Otra palabra interesante es “equidad”. Llegada al discurso de izquierda como una prima dócil y modosa de “igualdad” (o de expresiones ajenas a todo tecnicismo, como “justicia social”), la equidad fue el caballito de batalla que permitió ganarle fondos al presupuesto para volcarlos a sacar de la miseria más abyecta a miles de personas desde el Ministerio de Desarrollo Social, y para construir un andamiaje teórico que permitió darles a las aspiraciones igualitarias y a las reivindicaciones de amplios sectores postergados una retórica más cercana a la ciencia que a la política: una arquitectura de palabras sobrias pero inobjetables, técnicas, propias de un ejercicio de buenas prácticas y no de impulsos revanchistas o intolerantes. Sin embargo, nunca falta quien se entusiasma con las palabras como si fueran cosas, objetos mágicos que por su sola mención tiñen de verdad todo lo que tocan.
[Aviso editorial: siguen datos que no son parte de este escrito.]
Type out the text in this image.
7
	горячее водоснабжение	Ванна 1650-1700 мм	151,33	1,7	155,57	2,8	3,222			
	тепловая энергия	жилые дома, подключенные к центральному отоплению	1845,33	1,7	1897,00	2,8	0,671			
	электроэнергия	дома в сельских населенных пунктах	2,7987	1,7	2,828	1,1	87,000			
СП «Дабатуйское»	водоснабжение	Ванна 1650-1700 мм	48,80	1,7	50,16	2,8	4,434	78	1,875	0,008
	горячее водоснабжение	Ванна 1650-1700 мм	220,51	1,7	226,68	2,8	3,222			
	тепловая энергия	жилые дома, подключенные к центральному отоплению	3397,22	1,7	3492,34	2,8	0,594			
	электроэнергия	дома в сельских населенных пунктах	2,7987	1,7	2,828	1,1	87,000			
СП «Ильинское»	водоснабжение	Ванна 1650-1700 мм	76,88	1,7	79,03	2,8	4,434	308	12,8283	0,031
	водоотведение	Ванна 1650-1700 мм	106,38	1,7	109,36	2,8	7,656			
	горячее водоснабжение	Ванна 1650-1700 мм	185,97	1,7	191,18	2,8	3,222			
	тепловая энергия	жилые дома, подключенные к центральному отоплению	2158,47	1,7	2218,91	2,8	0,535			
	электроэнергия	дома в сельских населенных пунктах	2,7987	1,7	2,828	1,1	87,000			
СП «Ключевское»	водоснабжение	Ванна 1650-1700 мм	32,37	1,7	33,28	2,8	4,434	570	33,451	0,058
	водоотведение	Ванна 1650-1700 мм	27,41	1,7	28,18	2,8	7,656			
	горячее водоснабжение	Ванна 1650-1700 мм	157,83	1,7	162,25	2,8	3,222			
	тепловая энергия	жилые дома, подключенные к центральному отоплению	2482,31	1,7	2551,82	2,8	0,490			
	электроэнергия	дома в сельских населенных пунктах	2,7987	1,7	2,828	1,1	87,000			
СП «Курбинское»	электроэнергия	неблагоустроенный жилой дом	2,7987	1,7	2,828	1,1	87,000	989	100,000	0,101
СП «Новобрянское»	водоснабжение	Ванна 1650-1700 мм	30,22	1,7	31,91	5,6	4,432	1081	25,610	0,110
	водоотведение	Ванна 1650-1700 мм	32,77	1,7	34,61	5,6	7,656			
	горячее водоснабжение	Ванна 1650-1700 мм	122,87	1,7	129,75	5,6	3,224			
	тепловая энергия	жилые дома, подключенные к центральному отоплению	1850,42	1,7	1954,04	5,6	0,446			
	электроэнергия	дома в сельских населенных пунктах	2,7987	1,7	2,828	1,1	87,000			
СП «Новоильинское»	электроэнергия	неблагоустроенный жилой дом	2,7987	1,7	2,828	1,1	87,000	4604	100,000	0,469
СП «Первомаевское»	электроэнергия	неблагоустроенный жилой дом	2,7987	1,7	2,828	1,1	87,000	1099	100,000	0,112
A lomos de ese tránsito pueden llegar a escucharse verdaderos disparates, como el de un jerarca que, pocos días atrás, se refería a la digitalización de las historias clínicas como “una equidad en la gestión de salud”. La desmesurada apreciación inscribía la accesibilidad del legajo médico (algo sin dudas cómodo y que facilita muchas cosas) en la noble causa de la equidad, heredera (aséptica, pero heredera al fin) de la antigua justicia social.

Un tanto menos clara es la deriva de la palabra “libertad”. Abstracta por excelencia, la libertad no puede ser definida sino por su ausencia, y su ausencia sólo se vuelve notoria cuando es explícita, cuando se manifiesta en una prohibición. Es claro, entonces, que no hay libertad de reunión allí donde está prohibido reunirse, y que no hay libertad política en donde está restringido el derecho al voto o a la actividad política. Sin embargo, no es tan clara la ausencia de libertad allí donde la prohibición no existe de derecho, aunque se cumpla de hecho. Ser libre requiere ser capaz de pensar la libertad y tener condiciones para reclamarla, y esas condiciones no se limitan a lo que está escrito en la ley.

El escenario político está raro en los últimos tiempos, así que una cosa útil sería, cada vez que escuchemos discursos más o menos inflamados, más o menos terminantes, reclamar claridad para el uso de las palabras y compromiso con el alcance que tienen.